Given these costs, you could see the entire equity you’ve built up over a lifetime of ownership reduced to nothing in very short order. Even so, for some homeowners, a reverse mortgage is a reasonable way to generate additional retirement income. But do be aware of the implications. Also, keep in mind that there are other ways you can use your home to provide income for your retirement. These include:
Sell your home and rent. This may be too drastic for some, but consider that the funds generated from the sale of your principal residence are exempt from taxes. For instance, if invested in a RIF or an annuity, the proceeds from the sale could generate an income stream for your retirement. This means you'll have to rent, which in itself adds to your monthly costs. But if you make enough on the sale, you could still come out ahead.
Downsize and pocket the difference. Many retirees living in major cities where property values have exploded in recent years, have made the move to smaller towns where they’ve been able to benefit from the difference in property values.
Rent out part of your house. This arrangement may not be suitable for all properties. But if your house is set up for it, renting a basement or spare room is one way to generate revenue from your house, while staying in your home and still maintaining ownership.
If you do opt to rent part of your home, you need to be aware of your tax obligations, which include reporting the rental income you receive as income for the year. More importantly, you must ensure that you don't inadvertently change the use of your home in the eyes of Revenue Canada, as this could result in the loss of your Principal Residence Exemption.

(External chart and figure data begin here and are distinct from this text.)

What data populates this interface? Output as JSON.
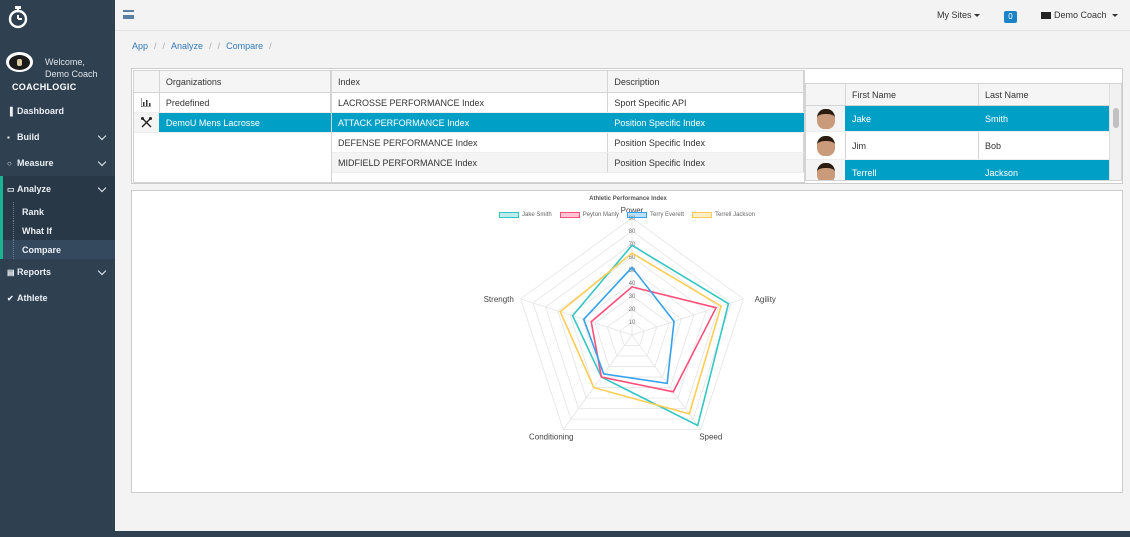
{
  "brand": {
    "name": "COACHLOGIC",
    "welcome_line1": "Welcome,",
    "welcome_line2": "Demo Coach"
  },
  "nav": {
    "dashboard": "Dashboard",
    "build": "Build",
    "measure": "Measure",
    "analyze": "Analyze",
    "analyze_sub": [
      "Rank",
      "What If",
      "Compare"
    ],
    "reports": "Reports",
    "athlete": "Athlete"
  },
  "topbar": {
    "my_sites": "My Sites",
    "notifications": "0",
    "user": "Demo Coach"
  },
  "breadcrumb": [
    "App",
    "Analyze",
    "Compare"
  ],
  "organizations": {
    "header": "Organizations",
    "rows": [
      {
        "name": "Predefined",
        "icon": "chart-icon"
      },
      {
        "name": "DemoU Mens Lacrosse",
        "icon": "lacrosse-sticks-icon"
      }
    ]
  },
  "indexes": {
    "headers": [
      "Index",
      "Description"
    ],
    "rows": [
      [
        "LACROSSE PERFORMANCE Index",
        "Sport Specific API"
      ],
      [
        "ATTACK PERFORMANCE Index",
        "Position Specific Index"
      ],
      [
        "DEFENSE PERFORMANCE Index",
        "Position Specific Index"
      ],
      [
        "MIDFIELD PERFORMANCE Index",
        "Position Specific Index"
      ]
    ]
  },
  "athletes": {
    "headers": [
      "First Name",
      "Last Name"
    ],
    "rows": [
      [
        "Jake",
        "Smith"
      ],
      [
        "Jim",
        "Bob"
      ],
      [
        "Terrell",
        "Jackson"
      ]
    ]
  },
  "colors": {
    "sidebar": "#2f4050",
    "accent": "#1ab394",
    "selection": "#00a0c6",
    "badge": "#1c84c6"
  },
  "chart_data": {
    "type": "radar",
    "title": "Athletic Performance Index",
    "axes": [
      "Power",
      "Agility",
      "Speed",
      "Conditioning",
      "Strength"
    ],
    "ticks": [
      10,
      20,
      30,
      40,
      50,
      60,
      70,
      80,
      90
    ],
    "range": [
      0,
      90
    ],
    "series": [
      {
        "name": "Jake Smith",
        "color": "#36c5c5",
        "values": [
          69,
          78,
          86,
          40,
          48
        ]
      },
      {
        "name": "Peyton Manly",
        "color": "#ff4f7b",
        "values": [
          37,
          68,
          54,
          40,
          33
        ]
      },
      {
        "name": "Terry Everett",
        "color": "#36a2eb",
        "values": [
          52,
          34,
          46,
          37,
          39
        ]
      },
      {
        "name": "Terrell Jackson",
        "color": "#ffcd56",
        "values": [
          63,
          72,
          75,
          50,
          58
        ]
      }
    ]
  }
}
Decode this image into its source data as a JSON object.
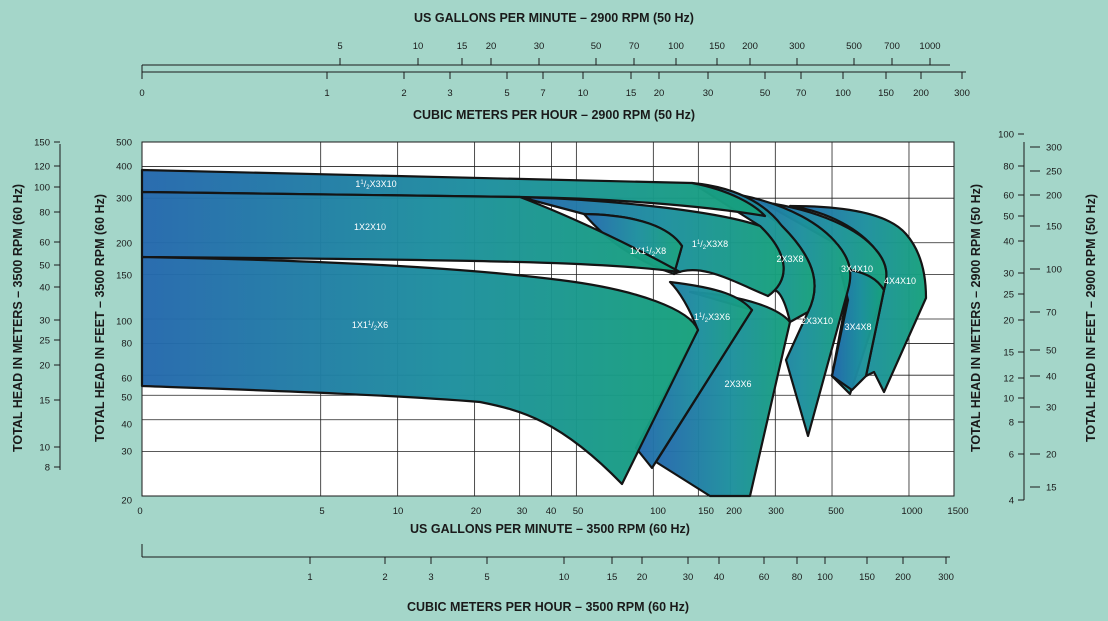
{
  "chart_data": {
    "type": "area",
    "xlabel_bottom": "US GALLONS PER MINUTE – 3500 RPM (60 Hz)",
    "xlabel_bottom_metric": "CUBIC METERS PER HOUR – 3500 RPM (60 Hz)",
    "xlabel_top": "US GALLONS PER MINUTE – 2900 RPM (50 Hz)",
    "xlabel_top_metric": "CUBIC METERS PER HOUR – 2900 RPM (50 Hz)",
    "ylabel_left_feet": "TOTAL HEAD IN FEET – 3500 RPM (60 Hz)",
    "ylabel_left_meters": "TOTAL HEAD IN METERS – 3500 RPM (60 Hz)",
    "ylabel_right_meters": "TOTAL HEAD IN METERS – 2900 RPM (50 Hz)",
    "ylabel_right_feet": "TOTAL HEAD IN FEET – 2900 RPM (50 Hz)",
    "x_scale": "log",
    "y_scale": "log",
    "xlim_gpm": [
      1,
      1500
    ],
    "ylim_feet": [
      20,
      500
    ],
    "grid": true,
    "colors": {
      "gradient_start": "#2468ad",
      "gradient_end": "#16a17b",
      "background": "#a4d6c9"
    },
    "ticks": {
      "gpm_60": [
        "0",
        "5",
        "10",
        "20",
        "30",
        "40",
        "50",
        "100",
        "150",
        "200",
        "300",
        "500",
        "1000",
        "1500"
      ],
      "m3h_60": [
        "1",
        "2",
        "3",
        "5",
        "10",
        "15",
        "20",
        "30",
        "40",
        "60",
        "80",
        "100",
        "150",
        "200",
        "300"
      ],
      "gpm_50": [
        "5",
        "10",
        "15",
        "20",
        "30",
        "50",
        "70",
        "100",
        "150",
        "200",
        "300",
        "500",
        "700",
        "1000"
      ],
      "m3h_50": [
        "0",
        "1",
        "2",
        "3",
        "5",
        "7",
        "10",
        "15",
        "20",
        "30",
        "50",
        "70",
        "100",
        "150",
        "200",
        "300"
      ],
      "feet_60": [
        "20",
        "30",
        "40",
        "50",
        "60",
        "80",
        "100",
        "150",
        "200",
        "300",
        "400",
        "500"
      ],
      "meters_60": [
        "8",
        "10",
        "15",
        "20",
        "25",
        "30",
        "40",
        "50",
        "60",
        "80",
        "100",
        "120",
        "150"
      ],
      "meters_50": [
        "4",
        "6",
        "8",
        "10",
        "12",
        "15",
        "20",
        "25",
        "30",
        "40",
        "50",
        "60",
        "80",
        "100"
      ],
      "feet_50": [
        "15",
        "20",
        "30",
        "40",
        "50",
        "70",
        "100",
        "150",
        "200",
        "250",
        "300"
      ]
    },
    "series": [
      {
        "name": "1X1½X6",
        "label_parts": [
          "1X1",
          "1",
          "/",
          "2",
          "X6"
        ],
        "top": [
          [
            1,
            165
          ],
          [
            30,
            160
          ],
          [
            100,
            140
          ]
        ],
        "shutoff_head_ft": 165,
        "max_flow_gpm": 100,
        "min_head_ft": 38
      },
      {
        "name": "1X2X10",
        "label_parts": [
          "1X2X10"
        ],
        "top": [
          [
            1,
            320
          ],
          [
            30,
            315
          ],
          [
            100,
            300
          ]
        ],
        "shutoff_head_ft": 320,
        "max_flow_gpm": 100,
        "min_head_ft": 165
      },
      {
        "name": "1½X3X10",
        "label_parts": [
          "1",
          "1",
          "/",
          "2",
          "X3X10"
        ],
        "top": [
          [
            1,
            380
          ],
          [
            150,
            355
          ],
          [
            250,
            340
          ]
        ],
        "shutoff_head_ft": 380,
        "max_flow_gpm": 280,
        "min_head_ft": 320
      },
      {
        "name": "1X1½X8",
        "label_parts": [
          "1X1",
          "1",
          "/",
          "2",
          "X8"
        ],
        "top": [
          [
            40,
            265
          ],
          [
            100,
            245
          ]
        ],
        "max_flow_gpm": 120,
        "min_head_ft": 210
      },
      {
        "name": "1½X3X8",
        "label_parts": [
          "1",
          "1",
          "/",
          "2",
          "X3X8"
        ],
        "top": [
          [
            30,
            315
          ],
          [
            120,
            275
          ],
          [
            200,
            250
          ]
        ],
        "max_flow_gpm": 280,
        "min_head_ft": 165
      },
      {
        "name": "1½X3X6",
        "label_parts": [
          "1",
          "1",
          "/",
          "2",
          "X3X6"
        ],
        "top": [
          [
            60,
            150
          ],
          [
            120,
            140
          ]
        ],
        "max_flow_gpm": 175,
        "min_head_ft": 32
      },
      {
        "name": "2X3X6",
        "label_parts": [
          "2X3X6"
        ],
        "top": [
          [
            60,
            150
          ],
          [
            200,
            120
          ]
        ],
        "max_flow_gpm": 300,
        "min_head_ft": 20
      },
      {
        "name": "2X3X8",
        "label_parts": [
          "2X3X8"
        ],
        "top": [
          [
            100,
            315
          ],
          [
            250,
            300
          ]
        ],
        "max_flow_gpm": 400,
        "min_head_ft": 150
      },
      {
        "name": "2X3X10",
        "label_parts": [
          "2X3X10"
        ],
        "top": [
          [
            200,
            350
          ],
          [
            350,
            300
          ]
        ],
        "max_flow_gpm": 500,
        "min_head_ft": 35
      },
      {
        "name": "3X4X10",
        "label_parts": [
          "3X4X10"
        ],
        "top": [
          [
            250,
            330
          ],
          [
            500,
            280
          ]
        ],
        "max_flow_gpm": 700,
        "min_head_ft": 65
      },
      {
        "name": "3X4X8",
        "label_parts": [
          "3X4X8"
        ],
        "top": [
          [
            300,
            200
          ],
          [
            500,
            170
          ]
        ],
        "max_flow_gpm": 600,
        "min_head_ft": 52
      },
      {
        "name": "4X4X10",
        "label_parts": [
          "4X4X10"
        ],
        "top": [
          [
            300,
            340
          ],
          [
            700,
            300
          ]
        ],
        "max_flow_gpm": 1100,
        "min_head_ft": 55
      }
    ]
  }
}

Generally speaking, if you keep the rental space to one third or less and don’t make structural changes to the home, you'll not likely be seen as having changed the use of your home. More information on changing part of your home to a rental property is available on the CRA website.
After considering the options, if you decide a reverse mortgage is indeed right for you, be sure to have an agreement in place that protects you from ever owing more than the value of the home itself. This way, you can always sell the house and be guaranteed to have sufficient funds to pay back what you owe.